Kuşgözlemevi, DHKD ile Orman Bakanlığı arasında imzalanan bir protokol ile Milli Parklar Genel Müdürlüğü’ne devredilir.
Gözlemevi, yurt dışından ve yurt içinden kuş gözlemcilerinin Bafa’ya gelerek kuşları izlemelerini, ekoturistler sayesinde göl çevresindeki yöre insanlarının sosyal ve ekonomik olarak gelişmesini, gölün sürdürülebilir bir şekilde korunması için özellikle çocuklara yönelik eğitim ve bilinçlendirme programlarının yürütülmesini amaçlamaktaydı.

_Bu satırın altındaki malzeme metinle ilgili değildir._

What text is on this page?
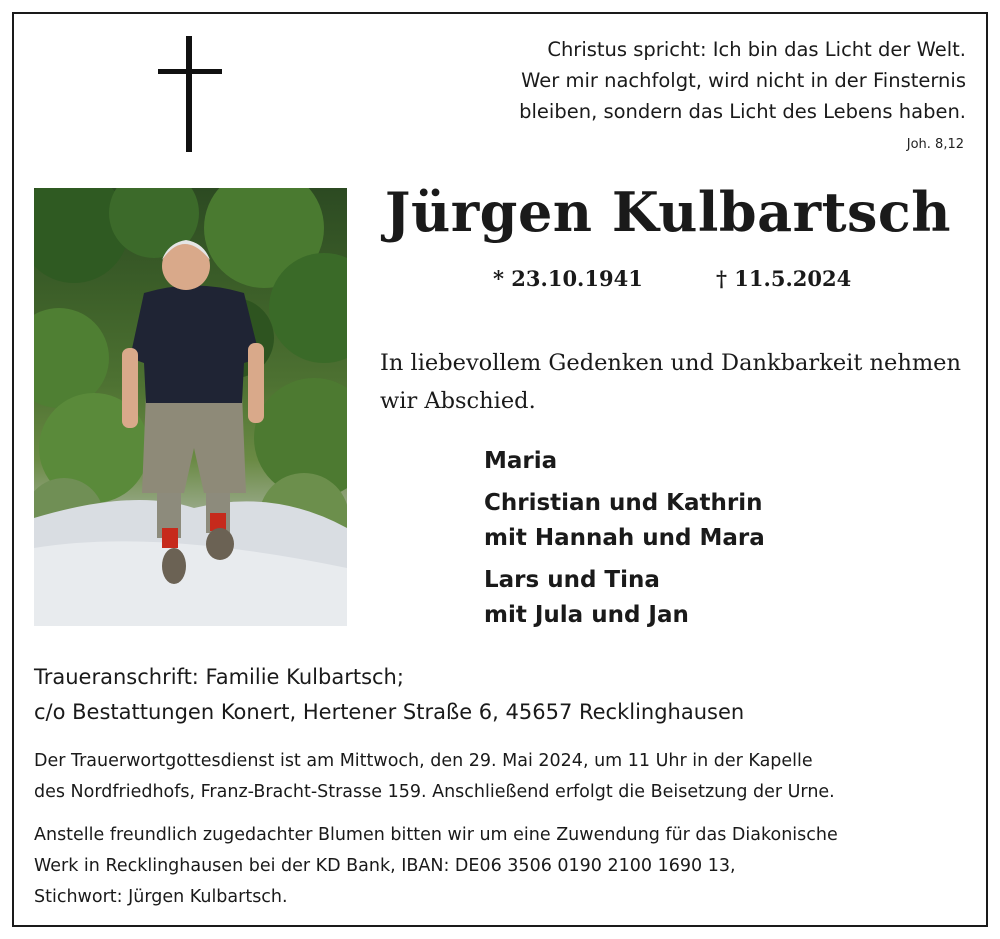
Christus spricht: Ich bin das Licht der Welt.
Wer mir nachfolgt, wird nicht in der Finsternis
bleiben, sondern das Licht des Lebens haben.
Joh. 8,12
Jürgen Kulbartsch
* 23.10.1941	† 11.5.2024
In liebevollem Gedenken und Dankbarkeit nehmen
wir Abschied.
Maria
Christian und Kathrin
mit Hannah und Mara
Lars und Tina
mit Jula und Jan
Traueranschrift: Familie Kulbartsch;
c/o Bestattungen Konert, Hertener Straße 6, 45657 Recklinghausen
Der Trauerwortgottesdienst ist am Mittwoch, den 29. Mai 2024, um 11 Uhr in der Kapelle
des Nordfriedhofs, Franz-Bracht-Strasse 159. Anschließend erfolgt die Beisetzung der Urne.
Anstelle freundlich zugedachter Blumen bitten wir um eine Zuwendung für das Diakonische
Werk in Recklinghausen bei der KD Bank, IBAN: DE06 3506 0190 2100 1690 13,
Stichwort: Jürgen Kulbartsch.
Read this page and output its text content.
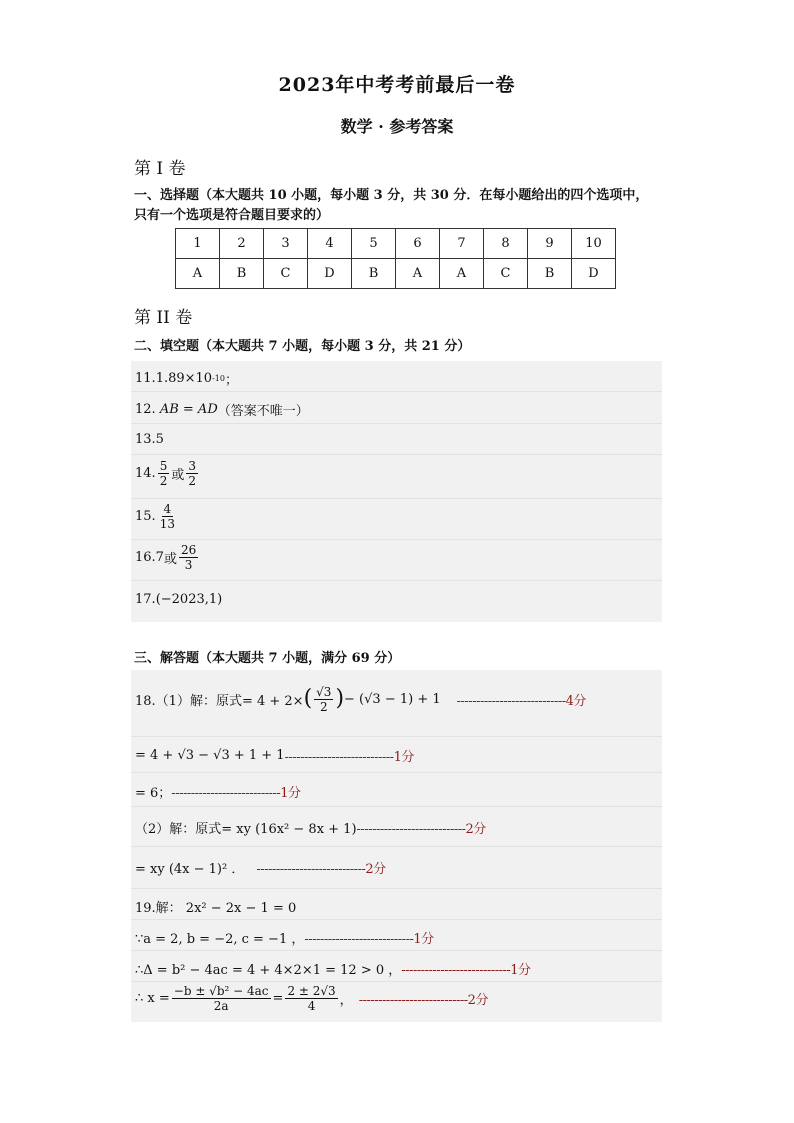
2023年中考考前最后一卷
数学 · 参考答案
第 I 卷
一、选择题（本大题共 10 小题，每小题 3 分，共 30 分．在每小题给出的四个选项中，
只有一个选项是符合题目要求的）
1	2	3	4	5	6	7	8	9	10
A	B	C	D	B	A	A	C	B	D
第 II 卷
二、填空题（本大题共 7 小题，每小题 3 分，共 21 分）
11. 1.89×10 -10 ；
12.
AB = AD （答案不唯一）
13.5
14. $\frac{5}{2}$ 或 $\frac{3}{2}$
15. $\frac{4}{13}$
16.7 或 $\frac{26}{3}$
17. (−2023,1)
三、解答题（本大题共 7 小题，满分 69 分）
18.（1）解：原式= 4 + 2× ( $\frac{√3}{2}$ ) − (√3 − 1) + 1 ----------------------------4分
= 4 + √3 − √3 + 1 + 1 ----------------------------1分
= 6； ----------------------------1分
（2）解：原式= xy (16x² − 8x + 1) ----------------------------2分
= xy (4x − 1)² ． ----------------------------2分
19.解： 2x² − 2x − 1 = 0
∵a = 2, b = −2, c = −1 ， ----------------------------1分
∴Δ = b² − 4ac = 4 + 4×2×1 = 12 > 0 ， ----------------------------1分
∴ $x = \frac{\text{−b ± √b² − 4ac}}{2a} = \frac{2 \pm 2√3}{4}$ ， ----------------------------2分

Ancak ne yazık ki bir süre sonra, bazı kişilere göre hava şartlarından yıkıldı dense de o dönemde yapılan araştırmalara göre bazı kötü niyetli kişilerce parçalandığı ve ahşaplarının götürüldüğü şeklinde anlatılır.
Hayatı film gibi olan, gençliğinde Rüzgar Gibi Geçti filminde de rol alan ve yaşamının en güzel yıllarını hayranlık duyduğu Ege’nin bu güzel coğrafyasında geçiren Rosemary Baldwin’in yaşamını konu alacak bir film yapılması önerisi değerlendirilmektedir.
Kuşadası’na geldiği yıllarda dostlarının “Deli misin Rosie buraya ev mi yapılır, şehrin içine yapsana, burada kurtlar, kuşlar seni yer” dedikleri evi, bugün şehrin ortasında kalmış durumdadır. Bu konuda Kuşadası Belediyesi evin müze yapılması için proje hazırlıklarını sürdürüyor.